The Holy Mother, as the book refers to her, is a nice, middle-aged Jewish mother; warm, practical and enormously proud of her distinguished son. She is there, she explains to Connie, to "harrow the graves of righteous Jews."
Nothing could be more offensive to the Jewish faith. But to the Holy Mother, it is just a bit of motherly helping-out; as she might fill in for a vacationing receptionist if her son were a doctor. She is cautious and highly selective, and only harrows seven or eight graves. But she lets Connie do one. And, seized by the zeal of adolescent discovery, Connie comes back the next day and harrows en masse. Worst of all, she makes a deposition about it to a lawyer, and invites the press in. Naturally, this plunges Goldkorn into further practical and metaphysical complications.

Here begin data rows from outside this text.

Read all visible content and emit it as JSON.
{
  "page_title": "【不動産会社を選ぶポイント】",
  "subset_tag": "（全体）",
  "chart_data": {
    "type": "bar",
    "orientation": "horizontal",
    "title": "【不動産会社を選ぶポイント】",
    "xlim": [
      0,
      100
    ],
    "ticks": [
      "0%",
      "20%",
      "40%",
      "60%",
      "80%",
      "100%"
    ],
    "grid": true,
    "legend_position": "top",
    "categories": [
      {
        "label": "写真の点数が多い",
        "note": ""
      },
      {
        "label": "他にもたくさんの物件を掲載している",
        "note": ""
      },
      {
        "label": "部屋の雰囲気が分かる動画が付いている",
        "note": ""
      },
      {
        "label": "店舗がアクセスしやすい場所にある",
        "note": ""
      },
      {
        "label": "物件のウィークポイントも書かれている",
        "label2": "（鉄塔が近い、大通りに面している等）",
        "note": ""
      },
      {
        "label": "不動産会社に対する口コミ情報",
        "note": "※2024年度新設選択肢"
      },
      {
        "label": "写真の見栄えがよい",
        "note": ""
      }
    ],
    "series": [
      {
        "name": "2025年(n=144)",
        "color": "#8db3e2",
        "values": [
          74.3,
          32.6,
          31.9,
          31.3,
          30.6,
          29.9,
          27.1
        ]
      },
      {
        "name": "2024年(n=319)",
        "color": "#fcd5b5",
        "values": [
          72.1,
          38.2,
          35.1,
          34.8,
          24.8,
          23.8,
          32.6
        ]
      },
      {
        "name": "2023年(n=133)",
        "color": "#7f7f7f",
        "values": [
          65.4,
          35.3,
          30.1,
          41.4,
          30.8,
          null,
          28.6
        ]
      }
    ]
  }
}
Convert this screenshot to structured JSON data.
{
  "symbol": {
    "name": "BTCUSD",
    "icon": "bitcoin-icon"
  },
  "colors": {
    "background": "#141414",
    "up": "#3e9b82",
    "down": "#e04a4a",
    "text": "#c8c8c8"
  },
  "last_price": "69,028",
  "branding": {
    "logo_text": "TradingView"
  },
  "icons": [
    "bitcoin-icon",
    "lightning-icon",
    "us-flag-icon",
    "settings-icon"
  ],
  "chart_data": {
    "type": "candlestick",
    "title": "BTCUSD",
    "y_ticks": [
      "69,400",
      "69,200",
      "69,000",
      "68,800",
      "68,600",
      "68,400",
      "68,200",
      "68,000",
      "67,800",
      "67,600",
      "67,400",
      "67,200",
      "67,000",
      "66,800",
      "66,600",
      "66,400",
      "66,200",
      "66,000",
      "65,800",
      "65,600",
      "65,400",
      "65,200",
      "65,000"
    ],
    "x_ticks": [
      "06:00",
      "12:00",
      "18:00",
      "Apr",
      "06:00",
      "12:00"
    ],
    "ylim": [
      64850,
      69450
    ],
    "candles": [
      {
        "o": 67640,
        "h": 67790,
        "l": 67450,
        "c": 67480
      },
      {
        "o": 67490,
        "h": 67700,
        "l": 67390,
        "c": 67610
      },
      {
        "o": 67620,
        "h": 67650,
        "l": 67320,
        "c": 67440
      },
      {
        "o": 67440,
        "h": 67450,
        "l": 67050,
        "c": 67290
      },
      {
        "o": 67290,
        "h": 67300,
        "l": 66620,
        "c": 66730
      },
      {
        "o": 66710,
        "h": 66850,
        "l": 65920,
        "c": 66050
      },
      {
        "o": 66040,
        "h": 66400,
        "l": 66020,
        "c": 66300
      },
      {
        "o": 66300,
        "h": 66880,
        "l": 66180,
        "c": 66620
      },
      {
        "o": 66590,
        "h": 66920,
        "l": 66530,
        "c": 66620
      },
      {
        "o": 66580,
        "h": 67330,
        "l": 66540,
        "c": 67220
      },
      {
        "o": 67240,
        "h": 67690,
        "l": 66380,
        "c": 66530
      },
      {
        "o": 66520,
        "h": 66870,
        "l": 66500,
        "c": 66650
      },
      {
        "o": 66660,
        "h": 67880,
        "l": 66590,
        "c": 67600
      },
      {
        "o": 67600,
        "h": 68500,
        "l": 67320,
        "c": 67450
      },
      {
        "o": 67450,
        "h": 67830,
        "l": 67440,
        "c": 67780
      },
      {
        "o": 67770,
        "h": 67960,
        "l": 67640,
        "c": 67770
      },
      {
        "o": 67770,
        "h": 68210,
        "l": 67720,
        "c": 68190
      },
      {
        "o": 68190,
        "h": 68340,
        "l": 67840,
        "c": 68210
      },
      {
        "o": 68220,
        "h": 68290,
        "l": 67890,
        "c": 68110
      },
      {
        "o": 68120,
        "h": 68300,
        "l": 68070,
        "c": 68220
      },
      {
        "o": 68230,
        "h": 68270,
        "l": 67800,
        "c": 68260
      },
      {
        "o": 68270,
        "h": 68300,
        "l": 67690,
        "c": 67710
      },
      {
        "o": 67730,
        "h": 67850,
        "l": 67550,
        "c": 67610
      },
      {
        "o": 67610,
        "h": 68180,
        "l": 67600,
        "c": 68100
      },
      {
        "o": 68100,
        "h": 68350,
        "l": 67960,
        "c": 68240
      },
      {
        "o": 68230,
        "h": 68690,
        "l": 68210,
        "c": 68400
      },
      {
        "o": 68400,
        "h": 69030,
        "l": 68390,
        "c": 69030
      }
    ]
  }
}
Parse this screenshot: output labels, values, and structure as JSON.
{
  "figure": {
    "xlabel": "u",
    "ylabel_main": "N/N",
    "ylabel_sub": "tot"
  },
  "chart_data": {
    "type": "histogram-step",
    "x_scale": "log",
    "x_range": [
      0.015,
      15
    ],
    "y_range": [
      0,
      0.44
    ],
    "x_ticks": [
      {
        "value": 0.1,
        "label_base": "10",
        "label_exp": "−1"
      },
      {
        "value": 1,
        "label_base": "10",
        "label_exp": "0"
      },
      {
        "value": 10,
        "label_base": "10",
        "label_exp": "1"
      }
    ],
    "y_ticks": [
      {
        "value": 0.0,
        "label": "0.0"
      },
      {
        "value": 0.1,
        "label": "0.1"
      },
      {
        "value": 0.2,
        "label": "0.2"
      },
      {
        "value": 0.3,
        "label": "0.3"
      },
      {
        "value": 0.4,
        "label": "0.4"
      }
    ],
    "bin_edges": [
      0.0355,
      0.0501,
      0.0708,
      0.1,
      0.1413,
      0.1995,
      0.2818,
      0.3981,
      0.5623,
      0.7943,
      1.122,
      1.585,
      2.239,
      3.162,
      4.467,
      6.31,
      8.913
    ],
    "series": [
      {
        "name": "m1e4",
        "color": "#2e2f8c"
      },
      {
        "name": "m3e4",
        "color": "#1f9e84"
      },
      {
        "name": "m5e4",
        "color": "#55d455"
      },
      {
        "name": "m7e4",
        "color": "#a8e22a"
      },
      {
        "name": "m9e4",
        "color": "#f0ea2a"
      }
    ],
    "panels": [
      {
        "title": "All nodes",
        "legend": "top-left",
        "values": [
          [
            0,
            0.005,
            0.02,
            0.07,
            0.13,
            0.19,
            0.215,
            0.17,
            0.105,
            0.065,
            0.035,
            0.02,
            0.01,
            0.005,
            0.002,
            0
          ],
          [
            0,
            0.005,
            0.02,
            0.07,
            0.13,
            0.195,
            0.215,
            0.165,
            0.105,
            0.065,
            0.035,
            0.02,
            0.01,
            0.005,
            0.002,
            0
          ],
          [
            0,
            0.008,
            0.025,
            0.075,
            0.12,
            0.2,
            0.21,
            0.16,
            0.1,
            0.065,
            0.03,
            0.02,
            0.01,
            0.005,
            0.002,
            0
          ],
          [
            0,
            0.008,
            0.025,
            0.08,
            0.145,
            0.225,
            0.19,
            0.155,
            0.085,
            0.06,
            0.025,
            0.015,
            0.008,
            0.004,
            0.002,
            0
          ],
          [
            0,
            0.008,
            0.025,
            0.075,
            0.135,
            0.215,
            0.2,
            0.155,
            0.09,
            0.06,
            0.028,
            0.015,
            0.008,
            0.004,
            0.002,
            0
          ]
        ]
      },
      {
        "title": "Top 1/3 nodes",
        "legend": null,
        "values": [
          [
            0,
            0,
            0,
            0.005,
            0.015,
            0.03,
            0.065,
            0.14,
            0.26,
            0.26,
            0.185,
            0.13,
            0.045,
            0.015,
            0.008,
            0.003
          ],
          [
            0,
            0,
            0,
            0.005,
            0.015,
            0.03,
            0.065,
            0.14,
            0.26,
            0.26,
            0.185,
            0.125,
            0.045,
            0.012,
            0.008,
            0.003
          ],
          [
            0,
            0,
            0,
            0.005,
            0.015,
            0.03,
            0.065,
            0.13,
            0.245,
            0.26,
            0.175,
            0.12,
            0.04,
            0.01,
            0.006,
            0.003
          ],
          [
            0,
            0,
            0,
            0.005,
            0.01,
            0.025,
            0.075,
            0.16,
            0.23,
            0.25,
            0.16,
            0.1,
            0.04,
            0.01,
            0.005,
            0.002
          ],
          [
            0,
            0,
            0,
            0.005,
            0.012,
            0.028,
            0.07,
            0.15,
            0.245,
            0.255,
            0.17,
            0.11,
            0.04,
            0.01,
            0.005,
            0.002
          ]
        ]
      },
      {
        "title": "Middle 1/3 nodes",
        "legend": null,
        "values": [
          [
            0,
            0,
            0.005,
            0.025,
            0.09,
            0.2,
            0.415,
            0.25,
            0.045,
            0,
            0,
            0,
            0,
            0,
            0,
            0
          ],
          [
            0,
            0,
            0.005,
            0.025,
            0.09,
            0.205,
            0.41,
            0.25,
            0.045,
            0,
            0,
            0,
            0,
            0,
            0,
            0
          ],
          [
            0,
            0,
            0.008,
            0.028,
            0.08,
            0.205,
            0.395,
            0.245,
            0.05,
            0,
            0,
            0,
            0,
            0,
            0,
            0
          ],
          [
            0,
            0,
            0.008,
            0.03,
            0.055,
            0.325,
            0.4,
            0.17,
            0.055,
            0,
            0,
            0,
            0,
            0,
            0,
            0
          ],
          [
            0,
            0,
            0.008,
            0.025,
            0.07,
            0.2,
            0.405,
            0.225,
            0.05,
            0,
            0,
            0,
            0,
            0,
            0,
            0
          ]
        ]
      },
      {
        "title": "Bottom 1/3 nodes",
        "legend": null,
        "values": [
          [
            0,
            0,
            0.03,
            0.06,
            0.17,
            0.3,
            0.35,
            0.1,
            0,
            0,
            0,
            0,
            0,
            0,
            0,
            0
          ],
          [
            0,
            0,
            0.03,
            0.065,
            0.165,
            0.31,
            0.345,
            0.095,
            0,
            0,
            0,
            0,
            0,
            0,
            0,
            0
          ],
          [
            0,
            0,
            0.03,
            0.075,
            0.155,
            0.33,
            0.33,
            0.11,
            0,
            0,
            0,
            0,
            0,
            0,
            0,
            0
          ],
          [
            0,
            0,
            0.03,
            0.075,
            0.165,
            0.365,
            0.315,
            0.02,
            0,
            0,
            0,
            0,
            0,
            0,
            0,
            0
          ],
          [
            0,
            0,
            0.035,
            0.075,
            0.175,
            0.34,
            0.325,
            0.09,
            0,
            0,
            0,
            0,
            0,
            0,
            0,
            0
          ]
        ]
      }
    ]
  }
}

The harrowing scene is the books's most inspired passage; Elkin at his best. It breaks Goldkorn's monopoly on the absurd. His child--it is what growing children will do--has out-absurded him. He is no longer in control, not even of the narration. The scene is told by Connie, and her comical and touching voice is like a window opening to the rain.
Goldkorn soon closes it and his voice takes over once more. It has already overwhelmed and flooded out its own self-mockery. The notion of a rabbi of Lud makes a fine scaffolding for a flight of existential despair; but Goldkorn talks despair down into a one-man kvetch.